Asal Mula Munculnya Hijabers

 Beberapa tahun belakangan ini, muncul tren baru dalam berbusana. Namun bukan  busana Barat yang menampilkan sebagian tubuh, yang menjadi trend. Pakaian yang sedang menjadi trend di Indonesia sekarang ini adalah pakaian ala Hijabers. Pakaian muslimah yang modis dengan berbagai gaya dan pernak-pernik kerudungnya.
Salah satu “kebangkitan” penggunakan jilbab oleh kebanyakan wanita sekarang ini
adalah munculnya fashion designer muda yang fokus pada baju-baju muslimah yaitu Dian Pelangi. Bisa dikatakan bahwa Dian Pelangi merupakan ikon dari hijabers, dia pula yang mempopulerkan kata Hijabers.

Asal Mula Munculnya Hijabers
 Menurut Dian, penggunaan kata hijabers itu sendiri agar lebih terlihat internasional karena diluar negeri jilbab disebut hijab. Dalam kesehariannya, para muslimah tersebut yang tergabung dalam
Hijabers Community memiliki perhatian tertentu terhadap penampilannya seperti gaya berjilbab dan  berbusana.
Hal ini tentunya tidak dapat dilepaskan dari sejumlah faktor yang mempengaruhi seorang muslimah berpenampilan fashionable yaitu kecenderungan mengenakan gaya jilbab yang menarik perhatian, selanjutnya dapat ditiru oleh orang lain. Dr. Nur Syam (2005) dalam bukunya Bukan Dunia Berbeda, Sosiologi Komunikasi  Islam menjelaskan bahwa gaya berpakaian islami pun telah memasuki paradoks globalisasi .

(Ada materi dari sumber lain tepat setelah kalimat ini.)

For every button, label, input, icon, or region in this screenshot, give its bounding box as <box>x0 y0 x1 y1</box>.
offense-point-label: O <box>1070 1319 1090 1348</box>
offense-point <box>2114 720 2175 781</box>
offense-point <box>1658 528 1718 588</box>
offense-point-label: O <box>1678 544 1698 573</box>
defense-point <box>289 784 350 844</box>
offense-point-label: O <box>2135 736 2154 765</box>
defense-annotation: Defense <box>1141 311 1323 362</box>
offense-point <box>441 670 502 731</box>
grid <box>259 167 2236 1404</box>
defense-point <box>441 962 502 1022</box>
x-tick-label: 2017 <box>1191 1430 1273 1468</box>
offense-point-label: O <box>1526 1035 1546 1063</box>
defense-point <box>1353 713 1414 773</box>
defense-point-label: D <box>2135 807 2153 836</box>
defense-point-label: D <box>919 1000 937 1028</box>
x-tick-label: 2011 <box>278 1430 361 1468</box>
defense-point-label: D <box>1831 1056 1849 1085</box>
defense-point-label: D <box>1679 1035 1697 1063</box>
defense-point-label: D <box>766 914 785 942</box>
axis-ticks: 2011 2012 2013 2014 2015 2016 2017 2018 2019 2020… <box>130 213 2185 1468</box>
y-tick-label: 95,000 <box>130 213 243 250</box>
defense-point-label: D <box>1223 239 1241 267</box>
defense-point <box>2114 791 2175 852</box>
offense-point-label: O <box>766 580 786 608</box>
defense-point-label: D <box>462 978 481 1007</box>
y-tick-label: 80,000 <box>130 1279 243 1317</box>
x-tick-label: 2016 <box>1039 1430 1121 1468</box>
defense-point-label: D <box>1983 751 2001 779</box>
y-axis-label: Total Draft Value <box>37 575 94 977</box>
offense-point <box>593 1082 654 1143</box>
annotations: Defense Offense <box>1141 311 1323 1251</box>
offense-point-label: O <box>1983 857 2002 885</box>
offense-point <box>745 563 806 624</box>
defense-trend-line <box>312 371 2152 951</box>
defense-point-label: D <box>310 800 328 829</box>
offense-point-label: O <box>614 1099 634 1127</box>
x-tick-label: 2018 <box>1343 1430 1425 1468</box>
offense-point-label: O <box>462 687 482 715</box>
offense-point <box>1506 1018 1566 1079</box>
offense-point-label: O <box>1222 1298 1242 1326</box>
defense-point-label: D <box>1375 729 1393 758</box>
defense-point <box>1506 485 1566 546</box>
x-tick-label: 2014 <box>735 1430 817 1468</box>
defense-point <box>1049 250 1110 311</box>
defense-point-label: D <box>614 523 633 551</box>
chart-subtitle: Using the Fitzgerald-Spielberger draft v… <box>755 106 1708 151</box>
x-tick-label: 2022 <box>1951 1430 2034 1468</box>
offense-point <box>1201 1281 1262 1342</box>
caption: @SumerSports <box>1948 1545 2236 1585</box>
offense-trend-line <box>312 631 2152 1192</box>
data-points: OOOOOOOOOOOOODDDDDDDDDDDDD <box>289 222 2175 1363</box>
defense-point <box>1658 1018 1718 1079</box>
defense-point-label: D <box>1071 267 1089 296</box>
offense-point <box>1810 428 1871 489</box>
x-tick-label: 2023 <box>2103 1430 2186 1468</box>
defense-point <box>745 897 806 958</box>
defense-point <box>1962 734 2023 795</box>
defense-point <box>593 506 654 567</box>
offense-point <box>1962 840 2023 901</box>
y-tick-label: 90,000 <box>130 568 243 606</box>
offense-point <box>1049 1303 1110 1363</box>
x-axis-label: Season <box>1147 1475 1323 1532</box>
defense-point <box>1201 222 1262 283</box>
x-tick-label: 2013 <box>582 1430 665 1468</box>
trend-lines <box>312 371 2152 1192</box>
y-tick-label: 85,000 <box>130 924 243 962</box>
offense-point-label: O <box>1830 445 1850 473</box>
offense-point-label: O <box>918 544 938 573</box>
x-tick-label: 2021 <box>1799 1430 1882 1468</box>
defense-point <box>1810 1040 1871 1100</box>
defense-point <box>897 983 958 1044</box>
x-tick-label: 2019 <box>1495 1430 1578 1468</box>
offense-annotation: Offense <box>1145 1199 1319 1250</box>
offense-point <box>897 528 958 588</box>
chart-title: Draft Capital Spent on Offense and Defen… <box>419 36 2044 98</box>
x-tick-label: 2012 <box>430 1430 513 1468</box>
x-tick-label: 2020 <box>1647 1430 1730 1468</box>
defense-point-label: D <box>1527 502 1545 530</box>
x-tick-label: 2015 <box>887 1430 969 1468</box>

 Di satu sisi ingin seseorang ingin menampilkan gaya berpakaian Islam dengan jilbab sebagai tutup kepala, tetapi di sisi lain penonjolan ekspresi tubuh juga tetap kentara dalam hal ini keindahan oleh kasat mata. Jilbab modis yang kontemporer telah menjadi tren yang digemari kalangan perempuan hakikatnya menjadi contoh bekerjanya sistem global paradoks yang sangat menonjol. Dibalik penampilannya yang fashionable, seorang muslimah menyimpan identitas  penuh makna. Melalui jilbab dan busana yang dikenakan tersimpan citra dari pemakainya, seperti kerapihan, kesopanan dan simbol ketakwaannya sebagai seorang muslimah. Jilbab direpresentasikan sebagai bagian dari praktik gaya hidup muslimah yang fashionable masa kini sekaligus sebagai citra kelompok muslimah dengan menjadikannya media dalam syiar.